In case you’ve been oblivious…

Paul Craig Roberts has pointed out that “it is China’s decision whether it calls in the US ambassador, and delivers the message that there will be no attack on Iran or further war unless the US is prepared to buy back $900 billion in US Treasury bonds and other dollar assets.” Roberts argues that only foreigners can finance United States debt; should they cease to do so, or decide to sell off the securities they already hold, the value of the U.S. dollar would drop dramatically, making it impossible for the United States to continue its imperialist (and other) adventures. This would, Roberts argues, also be ruinous for the U.S. economy, as inflation would skyrocket.

At this writing, U.S. national debt stands at nearly $9 trillion. China holds approximately 10% of this debt. Since the United States operates at a deficit, thanks to Republicans who have controlled the US Government since they inherited a surplus from Bill Clinton, the country continuously needs to sell more debt. Should China choose to sell off its holdings, driving down the value of existing debt, the U.S. would have to drastically increase the return, otherwise known as interest, it offers on the new debt it continuously incurs in order to lure buyers; hence Roberts’ claim that “US interest rates depend on China, not on the Federal Reserve.”

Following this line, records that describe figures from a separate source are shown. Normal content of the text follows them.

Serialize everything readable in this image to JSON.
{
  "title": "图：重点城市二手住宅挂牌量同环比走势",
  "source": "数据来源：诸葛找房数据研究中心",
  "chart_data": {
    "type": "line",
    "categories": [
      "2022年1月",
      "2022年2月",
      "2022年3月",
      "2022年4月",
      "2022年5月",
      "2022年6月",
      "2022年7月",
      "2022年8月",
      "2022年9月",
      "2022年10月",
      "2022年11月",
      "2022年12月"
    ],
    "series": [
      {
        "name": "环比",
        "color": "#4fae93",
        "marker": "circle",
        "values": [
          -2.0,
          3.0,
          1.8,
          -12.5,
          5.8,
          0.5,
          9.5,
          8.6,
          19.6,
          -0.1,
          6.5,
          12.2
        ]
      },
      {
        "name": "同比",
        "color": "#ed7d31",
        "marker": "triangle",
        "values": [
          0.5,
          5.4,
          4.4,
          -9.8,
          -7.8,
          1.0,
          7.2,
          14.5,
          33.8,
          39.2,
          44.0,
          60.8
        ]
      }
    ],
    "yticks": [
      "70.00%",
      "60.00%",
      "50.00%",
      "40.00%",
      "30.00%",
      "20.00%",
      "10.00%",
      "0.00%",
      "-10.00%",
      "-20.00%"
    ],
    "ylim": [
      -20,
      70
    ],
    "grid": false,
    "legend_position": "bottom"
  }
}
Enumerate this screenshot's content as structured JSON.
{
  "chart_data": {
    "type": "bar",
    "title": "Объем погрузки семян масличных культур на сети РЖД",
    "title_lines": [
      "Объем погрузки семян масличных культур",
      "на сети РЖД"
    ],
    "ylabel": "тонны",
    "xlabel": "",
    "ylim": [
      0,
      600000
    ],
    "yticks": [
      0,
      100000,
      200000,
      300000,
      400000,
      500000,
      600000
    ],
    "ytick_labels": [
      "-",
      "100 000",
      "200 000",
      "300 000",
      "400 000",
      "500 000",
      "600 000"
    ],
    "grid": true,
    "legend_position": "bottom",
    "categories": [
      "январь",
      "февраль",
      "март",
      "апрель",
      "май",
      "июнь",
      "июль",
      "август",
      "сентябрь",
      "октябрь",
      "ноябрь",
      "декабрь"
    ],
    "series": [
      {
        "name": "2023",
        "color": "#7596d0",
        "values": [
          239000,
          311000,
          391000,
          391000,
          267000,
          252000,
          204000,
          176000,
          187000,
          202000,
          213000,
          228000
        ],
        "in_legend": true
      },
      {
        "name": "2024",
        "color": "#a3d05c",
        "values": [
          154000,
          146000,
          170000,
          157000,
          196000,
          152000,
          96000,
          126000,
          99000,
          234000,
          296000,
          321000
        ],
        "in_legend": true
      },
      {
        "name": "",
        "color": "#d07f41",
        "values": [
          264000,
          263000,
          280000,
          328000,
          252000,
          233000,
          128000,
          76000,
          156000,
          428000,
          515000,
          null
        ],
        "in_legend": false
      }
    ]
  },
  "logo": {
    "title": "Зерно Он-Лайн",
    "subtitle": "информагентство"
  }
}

China, however, is somewhat trapped. It would lose a considerable amount of money if it suddenly dumped U.S. debt. But, “should the US proceed with sanctions intended to cause the Chinese currency to appreciate, ‘the Chinese central bank will be forced to sell dollars, which might lead to a mass depreciation of the dollar,'” according to “two senior spokesmen for the Chinese government [who] observed that China’s considerable holdings of US dollars and Treasury bonds ‘contributes a great deal to maintaining the position of the dollar as a reserve currency.'”

If the Yuan appreciates significantly, China may lose money on its dollar-denominated assets anyway.

Japan, which also holds a considerable amount of U.S. debt, rejected an Iranian request that it should pay for oil using non-U.S. currencies. While the Financial Times attributes this decision to U.S. pressure, a drop in the value of the U.S. Dollar would also reduce the value of Japan’s own holdings. But Iran isn’t the only one. According to, “The dollar, down 9.5 percent against the euro this year, may face more pressure in 2007 because Venezuela and oil producers from the United Arab Emirates to Indonesia plan to funnel more money into the single European currency.”

If the sinking dollar has already become a hot potato, it retains value, according to Roberts, only because:

The precarious position of the US dollar as reserve currency has been thoroughly ignored and denied. The delusion that the US is “the world’s sole superpower,” whose currency is desirable regardless of its excess supply, reflects American hubris, not reality. This hubris is so extreme that only 6 weeks ago McKinsey Global Institute published a study that concluded that even a doubling of the US current account deficit to $1.6 trillion would pose no problem.